MBA by itself is really pretty useless. You can get all that info online. Its applying the info to a business that matters and anesthesia is so different that from what many have told me it simply does not apply.

Or just read "The Prince" and be done with all of it....

ethernaut
05-26-2012, 06:25 AM
Or just read "The Prince" and be done with all of it....

-
Therefore, if he who rules a principality cannot recognize evils until they are upon him, he is not truly wise; and this insight is given to few.

bettermj
05-26-2012, 07:31 AM
One thing important to note.

People with MBAs who plan a career in it goto programs which provide them with a few "internships" at companies. One buddy i have did the online/class MBA which has no internship, it has been 2 years and he has yet to get a job. Other buddy went to a school which is well known and does internships, he started at 110K a year at one of the companies he interned at.

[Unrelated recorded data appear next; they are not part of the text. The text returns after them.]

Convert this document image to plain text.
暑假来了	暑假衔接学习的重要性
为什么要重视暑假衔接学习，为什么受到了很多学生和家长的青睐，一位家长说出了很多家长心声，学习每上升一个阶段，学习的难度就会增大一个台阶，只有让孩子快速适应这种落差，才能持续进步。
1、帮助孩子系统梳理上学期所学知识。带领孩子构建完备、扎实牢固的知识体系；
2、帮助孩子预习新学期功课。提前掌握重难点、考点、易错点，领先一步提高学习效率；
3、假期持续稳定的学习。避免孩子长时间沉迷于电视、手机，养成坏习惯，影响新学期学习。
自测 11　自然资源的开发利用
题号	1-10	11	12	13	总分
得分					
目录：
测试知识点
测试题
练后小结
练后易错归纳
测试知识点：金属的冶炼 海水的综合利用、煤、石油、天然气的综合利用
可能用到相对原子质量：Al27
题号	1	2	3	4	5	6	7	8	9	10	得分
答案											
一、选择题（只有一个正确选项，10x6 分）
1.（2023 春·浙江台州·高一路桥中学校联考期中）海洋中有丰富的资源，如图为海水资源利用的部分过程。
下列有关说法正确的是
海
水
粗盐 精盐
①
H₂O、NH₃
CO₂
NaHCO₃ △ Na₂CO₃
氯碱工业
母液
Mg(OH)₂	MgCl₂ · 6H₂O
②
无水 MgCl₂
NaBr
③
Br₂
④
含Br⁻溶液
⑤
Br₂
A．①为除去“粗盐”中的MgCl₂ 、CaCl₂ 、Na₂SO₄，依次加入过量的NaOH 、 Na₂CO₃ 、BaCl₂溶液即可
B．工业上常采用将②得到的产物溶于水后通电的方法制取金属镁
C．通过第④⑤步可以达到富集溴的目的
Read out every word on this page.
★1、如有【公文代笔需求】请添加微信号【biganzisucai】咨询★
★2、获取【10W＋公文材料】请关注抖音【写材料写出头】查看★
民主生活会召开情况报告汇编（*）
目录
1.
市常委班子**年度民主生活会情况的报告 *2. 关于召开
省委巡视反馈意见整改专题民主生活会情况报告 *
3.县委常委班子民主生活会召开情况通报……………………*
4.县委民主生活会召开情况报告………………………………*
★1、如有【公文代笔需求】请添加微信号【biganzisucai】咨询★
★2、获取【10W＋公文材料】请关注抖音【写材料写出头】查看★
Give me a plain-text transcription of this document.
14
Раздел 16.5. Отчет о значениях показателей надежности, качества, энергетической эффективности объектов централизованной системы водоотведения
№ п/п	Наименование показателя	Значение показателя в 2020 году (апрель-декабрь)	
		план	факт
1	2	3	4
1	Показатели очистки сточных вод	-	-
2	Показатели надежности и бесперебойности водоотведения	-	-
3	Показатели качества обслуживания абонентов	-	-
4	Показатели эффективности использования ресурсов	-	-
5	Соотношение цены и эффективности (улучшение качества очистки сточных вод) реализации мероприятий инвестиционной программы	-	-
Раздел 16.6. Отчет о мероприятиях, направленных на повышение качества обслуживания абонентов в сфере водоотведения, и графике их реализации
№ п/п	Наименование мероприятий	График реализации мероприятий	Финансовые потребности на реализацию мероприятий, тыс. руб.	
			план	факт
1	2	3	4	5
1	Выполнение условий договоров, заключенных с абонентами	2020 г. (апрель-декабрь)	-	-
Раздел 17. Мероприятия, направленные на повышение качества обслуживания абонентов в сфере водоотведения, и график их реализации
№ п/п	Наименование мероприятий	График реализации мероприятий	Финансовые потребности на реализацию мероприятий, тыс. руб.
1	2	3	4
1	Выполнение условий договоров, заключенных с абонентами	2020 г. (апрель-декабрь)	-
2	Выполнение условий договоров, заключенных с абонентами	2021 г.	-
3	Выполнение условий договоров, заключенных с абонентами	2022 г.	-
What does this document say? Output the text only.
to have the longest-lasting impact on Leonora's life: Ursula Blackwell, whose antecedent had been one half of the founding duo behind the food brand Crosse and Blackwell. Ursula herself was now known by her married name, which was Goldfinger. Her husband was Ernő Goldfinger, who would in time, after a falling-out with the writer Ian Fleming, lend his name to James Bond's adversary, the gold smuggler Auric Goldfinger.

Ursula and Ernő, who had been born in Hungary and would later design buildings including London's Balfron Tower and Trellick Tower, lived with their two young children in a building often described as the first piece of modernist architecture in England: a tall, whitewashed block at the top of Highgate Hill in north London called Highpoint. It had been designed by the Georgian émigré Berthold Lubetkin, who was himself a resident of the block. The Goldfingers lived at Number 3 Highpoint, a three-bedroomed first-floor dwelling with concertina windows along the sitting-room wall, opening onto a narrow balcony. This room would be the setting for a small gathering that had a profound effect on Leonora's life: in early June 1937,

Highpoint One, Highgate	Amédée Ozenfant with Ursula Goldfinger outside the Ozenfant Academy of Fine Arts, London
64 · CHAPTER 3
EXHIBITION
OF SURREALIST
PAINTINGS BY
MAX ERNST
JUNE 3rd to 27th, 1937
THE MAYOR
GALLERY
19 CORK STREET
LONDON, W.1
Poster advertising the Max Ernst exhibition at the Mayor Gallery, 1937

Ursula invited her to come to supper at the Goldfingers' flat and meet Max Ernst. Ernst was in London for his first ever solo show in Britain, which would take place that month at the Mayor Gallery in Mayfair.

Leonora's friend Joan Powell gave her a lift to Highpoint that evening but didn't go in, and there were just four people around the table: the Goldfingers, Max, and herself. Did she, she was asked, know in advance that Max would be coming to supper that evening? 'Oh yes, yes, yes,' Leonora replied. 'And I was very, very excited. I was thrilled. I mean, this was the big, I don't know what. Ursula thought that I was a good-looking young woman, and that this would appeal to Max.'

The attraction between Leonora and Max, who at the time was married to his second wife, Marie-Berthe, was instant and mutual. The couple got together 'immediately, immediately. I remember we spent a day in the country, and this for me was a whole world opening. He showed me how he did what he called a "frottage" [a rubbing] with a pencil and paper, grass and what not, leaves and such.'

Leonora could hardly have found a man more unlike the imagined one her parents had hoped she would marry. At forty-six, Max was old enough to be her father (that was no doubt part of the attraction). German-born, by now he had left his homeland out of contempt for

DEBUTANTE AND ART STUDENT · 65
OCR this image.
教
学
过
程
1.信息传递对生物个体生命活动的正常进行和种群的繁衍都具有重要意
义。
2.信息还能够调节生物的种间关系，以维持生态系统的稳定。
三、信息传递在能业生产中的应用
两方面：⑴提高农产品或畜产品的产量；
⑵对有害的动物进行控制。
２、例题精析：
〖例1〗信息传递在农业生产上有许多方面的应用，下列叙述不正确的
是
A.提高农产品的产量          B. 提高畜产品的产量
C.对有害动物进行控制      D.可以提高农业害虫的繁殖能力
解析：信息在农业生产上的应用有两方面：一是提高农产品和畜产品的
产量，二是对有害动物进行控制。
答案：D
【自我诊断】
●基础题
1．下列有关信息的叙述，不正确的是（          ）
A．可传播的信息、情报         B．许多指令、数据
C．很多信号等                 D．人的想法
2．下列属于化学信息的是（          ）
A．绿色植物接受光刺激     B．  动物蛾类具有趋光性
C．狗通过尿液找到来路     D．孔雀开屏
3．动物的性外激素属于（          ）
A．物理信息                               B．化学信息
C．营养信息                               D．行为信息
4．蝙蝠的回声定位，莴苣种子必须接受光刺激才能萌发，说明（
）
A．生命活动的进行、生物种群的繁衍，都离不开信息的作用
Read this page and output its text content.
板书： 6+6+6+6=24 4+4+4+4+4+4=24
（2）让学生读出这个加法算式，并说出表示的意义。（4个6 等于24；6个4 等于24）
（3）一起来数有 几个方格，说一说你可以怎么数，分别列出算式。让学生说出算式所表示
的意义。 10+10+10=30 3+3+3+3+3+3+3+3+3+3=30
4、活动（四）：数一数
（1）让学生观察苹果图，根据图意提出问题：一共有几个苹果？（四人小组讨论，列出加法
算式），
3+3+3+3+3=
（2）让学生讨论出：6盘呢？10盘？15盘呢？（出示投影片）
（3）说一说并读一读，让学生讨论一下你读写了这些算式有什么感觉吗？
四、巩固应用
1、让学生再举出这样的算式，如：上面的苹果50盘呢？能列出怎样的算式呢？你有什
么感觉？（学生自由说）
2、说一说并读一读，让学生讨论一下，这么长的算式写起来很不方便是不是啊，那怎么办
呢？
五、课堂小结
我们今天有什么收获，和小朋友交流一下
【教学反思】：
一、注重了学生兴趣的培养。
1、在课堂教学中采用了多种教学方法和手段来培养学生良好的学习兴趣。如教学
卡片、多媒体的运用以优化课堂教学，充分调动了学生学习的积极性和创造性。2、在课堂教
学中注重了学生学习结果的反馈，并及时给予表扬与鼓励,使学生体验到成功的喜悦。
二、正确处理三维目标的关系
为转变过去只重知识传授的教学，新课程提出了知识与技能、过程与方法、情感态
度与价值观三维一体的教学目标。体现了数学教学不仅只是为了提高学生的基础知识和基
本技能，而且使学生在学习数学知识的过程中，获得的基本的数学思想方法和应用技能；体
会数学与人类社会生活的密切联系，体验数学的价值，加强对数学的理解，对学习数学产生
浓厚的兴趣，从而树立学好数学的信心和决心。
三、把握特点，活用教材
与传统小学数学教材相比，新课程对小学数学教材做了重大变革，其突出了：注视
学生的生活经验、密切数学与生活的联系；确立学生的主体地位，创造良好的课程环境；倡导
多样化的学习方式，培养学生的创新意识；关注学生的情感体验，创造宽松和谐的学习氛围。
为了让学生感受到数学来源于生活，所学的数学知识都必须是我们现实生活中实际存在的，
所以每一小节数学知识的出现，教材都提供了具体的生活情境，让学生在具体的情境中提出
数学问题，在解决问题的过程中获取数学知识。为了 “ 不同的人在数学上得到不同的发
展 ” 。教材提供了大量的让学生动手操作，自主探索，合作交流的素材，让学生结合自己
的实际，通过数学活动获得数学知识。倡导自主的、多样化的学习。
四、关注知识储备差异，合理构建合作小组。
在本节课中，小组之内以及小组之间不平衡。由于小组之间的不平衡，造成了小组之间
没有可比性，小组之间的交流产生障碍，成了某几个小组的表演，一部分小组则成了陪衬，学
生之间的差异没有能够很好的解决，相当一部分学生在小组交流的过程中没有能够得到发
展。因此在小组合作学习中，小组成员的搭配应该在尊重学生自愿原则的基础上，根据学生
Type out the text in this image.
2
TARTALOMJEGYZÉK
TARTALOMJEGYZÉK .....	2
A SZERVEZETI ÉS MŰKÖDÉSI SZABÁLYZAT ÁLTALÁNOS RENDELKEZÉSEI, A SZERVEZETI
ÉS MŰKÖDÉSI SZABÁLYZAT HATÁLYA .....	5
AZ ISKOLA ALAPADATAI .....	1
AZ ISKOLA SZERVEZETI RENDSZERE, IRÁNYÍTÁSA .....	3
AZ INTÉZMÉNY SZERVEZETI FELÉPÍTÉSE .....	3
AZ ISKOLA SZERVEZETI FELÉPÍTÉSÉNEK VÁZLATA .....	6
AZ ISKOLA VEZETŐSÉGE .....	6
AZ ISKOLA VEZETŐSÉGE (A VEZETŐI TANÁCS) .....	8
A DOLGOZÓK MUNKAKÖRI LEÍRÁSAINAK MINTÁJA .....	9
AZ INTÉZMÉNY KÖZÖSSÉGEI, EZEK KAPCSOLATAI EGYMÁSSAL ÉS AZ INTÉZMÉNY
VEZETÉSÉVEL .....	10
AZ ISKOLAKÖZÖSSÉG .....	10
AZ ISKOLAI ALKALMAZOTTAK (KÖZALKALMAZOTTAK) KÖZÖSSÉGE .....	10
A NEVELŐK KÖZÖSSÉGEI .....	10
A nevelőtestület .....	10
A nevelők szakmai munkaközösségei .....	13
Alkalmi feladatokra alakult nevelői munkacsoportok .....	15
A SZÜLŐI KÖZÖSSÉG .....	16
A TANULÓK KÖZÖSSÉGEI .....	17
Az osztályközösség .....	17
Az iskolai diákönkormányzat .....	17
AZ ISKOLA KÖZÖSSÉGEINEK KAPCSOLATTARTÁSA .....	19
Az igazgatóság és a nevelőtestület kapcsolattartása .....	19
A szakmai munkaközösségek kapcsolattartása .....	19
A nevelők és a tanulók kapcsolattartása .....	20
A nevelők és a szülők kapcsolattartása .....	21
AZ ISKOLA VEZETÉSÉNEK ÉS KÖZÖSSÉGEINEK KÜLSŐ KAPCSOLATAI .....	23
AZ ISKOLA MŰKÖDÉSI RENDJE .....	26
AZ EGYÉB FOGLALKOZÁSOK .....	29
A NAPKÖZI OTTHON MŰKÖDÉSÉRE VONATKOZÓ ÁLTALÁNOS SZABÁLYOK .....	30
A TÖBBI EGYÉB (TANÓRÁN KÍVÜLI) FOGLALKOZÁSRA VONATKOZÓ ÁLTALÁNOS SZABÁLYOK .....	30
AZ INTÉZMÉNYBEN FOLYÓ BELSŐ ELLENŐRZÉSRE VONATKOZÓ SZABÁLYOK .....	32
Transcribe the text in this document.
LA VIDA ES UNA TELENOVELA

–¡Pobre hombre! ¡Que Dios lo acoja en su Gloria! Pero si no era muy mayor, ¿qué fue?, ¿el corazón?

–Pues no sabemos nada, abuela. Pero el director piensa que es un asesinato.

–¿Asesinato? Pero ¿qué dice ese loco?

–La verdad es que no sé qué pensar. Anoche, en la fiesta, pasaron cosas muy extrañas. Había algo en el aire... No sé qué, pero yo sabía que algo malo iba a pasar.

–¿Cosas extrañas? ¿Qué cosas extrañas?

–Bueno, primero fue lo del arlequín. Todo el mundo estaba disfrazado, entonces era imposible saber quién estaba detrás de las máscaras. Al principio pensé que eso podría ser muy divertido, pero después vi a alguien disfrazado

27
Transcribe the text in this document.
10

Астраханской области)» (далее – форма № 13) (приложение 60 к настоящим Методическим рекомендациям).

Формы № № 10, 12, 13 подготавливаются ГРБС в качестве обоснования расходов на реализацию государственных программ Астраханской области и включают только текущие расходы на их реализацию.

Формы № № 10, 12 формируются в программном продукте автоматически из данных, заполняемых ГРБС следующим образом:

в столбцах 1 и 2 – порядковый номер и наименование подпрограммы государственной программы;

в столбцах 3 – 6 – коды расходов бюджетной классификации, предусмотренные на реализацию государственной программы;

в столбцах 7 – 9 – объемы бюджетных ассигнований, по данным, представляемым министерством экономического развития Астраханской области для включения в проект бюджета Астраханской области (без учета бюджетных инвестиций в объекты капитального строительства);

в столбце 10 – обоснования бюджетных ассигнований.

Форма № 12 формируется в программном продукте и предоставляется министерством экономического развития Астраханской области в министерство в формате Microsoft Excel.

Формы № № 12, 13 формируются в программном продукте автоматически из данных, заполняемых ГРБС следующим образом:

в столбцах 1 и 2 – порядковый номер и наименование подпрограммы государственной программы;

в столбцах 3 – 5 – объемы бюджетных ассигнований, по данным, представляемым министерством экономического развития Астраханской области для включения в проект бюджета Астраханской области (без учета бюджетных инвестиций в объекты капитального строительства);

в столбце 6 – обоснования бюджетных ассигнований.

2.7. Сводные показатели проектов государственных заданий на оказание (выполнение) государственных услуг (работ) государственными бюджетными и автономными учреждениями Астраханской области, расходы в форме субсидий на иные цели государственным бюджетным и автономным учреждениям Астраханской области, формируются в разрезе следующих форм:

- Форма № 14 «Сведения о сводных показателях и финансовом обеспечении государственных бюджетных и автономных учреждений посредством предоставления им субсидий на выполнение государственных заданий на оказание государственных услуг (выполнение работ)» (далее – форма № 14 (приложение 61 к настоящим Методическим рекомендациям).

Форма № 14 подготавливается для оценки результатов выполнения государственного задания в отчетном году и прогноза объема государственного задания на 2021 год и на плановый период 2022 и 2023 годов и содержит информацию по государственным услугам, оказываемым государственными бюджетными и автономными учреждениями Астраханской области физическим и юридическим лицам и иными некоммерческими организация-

MBA by itself is really pretty useless. You can get all that info online. Its applying the info to a business that matters and anesthesia is so different that from what many have told me it simply does not apply.


That sounds about right.

If you are doing it for personal growth and satisfaction, it's worth it.

If you're expecting it to land you a great job, you'll be disappointed.

Of course there is a continuum between both ends.

Like I mentioned earlier, it helps land job interviews. It is a great conversation piece when you meet the person interviewing you. It's nice because it shows that you have potential to learn some pretty interesting things outside of one's comfort zone. Also, if I ever decided to do something outside of healthcare, it gives one a little edge.

But if I was expecting to have a great job handed to me or a pay raise after I finished, I'd been disappointed. I did it for personal reasons. So I am pleased.

It doesn't make my patients feel any safer when they learn I have an MBA.